The letter went on to thank parents for helping their kids memorize the PINs and asked them to stress the importance of keeping the numbers confidential.

“My children have to memorize a four-digit PIN if they want to eat lunch at school,” said Howe, two of whose four children are in grades K-5. “It sounds like Big Brother to me....

“The PIN pulls up the child's picture for validation and records what the child is eating so Big Brother can keep track of my child's food consumption,” he said.

But the school district says the PIN system provides for quicker, more efficient and streamlined food service while ensuring what students select from the cafeteria complies with the law.

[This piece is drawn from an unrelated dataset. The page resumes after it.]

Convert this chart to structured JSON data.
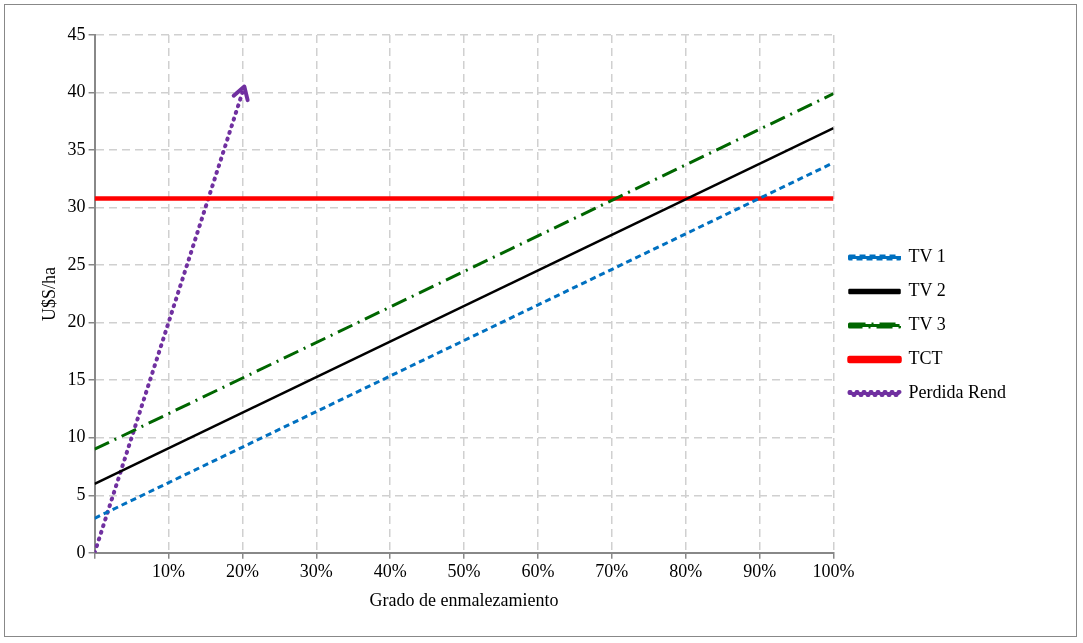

"We’re making sure that as they’re leaving the lunch line that the menu items they’ve selected match up with state law, so they’re selecting a meal that has all the basic [components] of good nutrition,” said school district spokesman Jarrett Peterson. “We’re not tracking what each individual child eats.”

The PIN program being rolled out this week is a response to Iowa’s 2008 Healthy Kids Act, which targets childhood obesity through an overhaul of school food, wellness and fitness programs throughout the state.

One provision of the law, which went into effect in July, says that any and all food offered on school grounds — in vending machines, a la carte cafeteria options, even fundraising bake sales — must adhere to federal guidelines.

Peterson said the school district is not storing the information in any kind of database. “We are not tracking each individual student’s meals, we are tracking to make sure the meals we serve are in compliance with the Healthy Kids Act,” he said.

But Marc Rotenberg, executive director of Electronic Privacy Information Center, a privacy and civil liberties advocacy center, said there is a growing trend of schools collecting student data and that schools need to be open with parents about what they’re doing with that student information.


1 comment:

John A said...

School District Monitors Kids' Lunch Choices

So much wrong.

But the silliest is the insistence
Peterson said the school district is not storing the information in any kind of database. “We are not tracking each individual student’s meals, we are tracking to make sure the meals we serve are in compliance with the Healthy Kids Act,” he said.

No polite way to say it - this is outright lies.

A database is being established, to show what foods are consumed. To say that, then say the data is not being stored, cannot be a mere gaffe - it is a flat-out and stupid lie.

And the only reason for requiring a PIN (or other identifier, eg a machine-readable ID card)) is to track the individual. Totalling which foods are taken over a period of, say, an hour and a count of persons taking food duruing that time can be accomplished without needing to know what any individaul has taken.

It is also implied, though not stated, that if an individual child does not take "appropriate" - aka "required" - foods the individual will not be allowed to leave until the government list is satisfied, and any such incident may be reported to parents if not some government watchdog: doubtless repeat "offenses" will trigger a home visit to upbraid the parents, perhaps removing the child for attitude adjustment - brainwashing - away from "abusive" parents.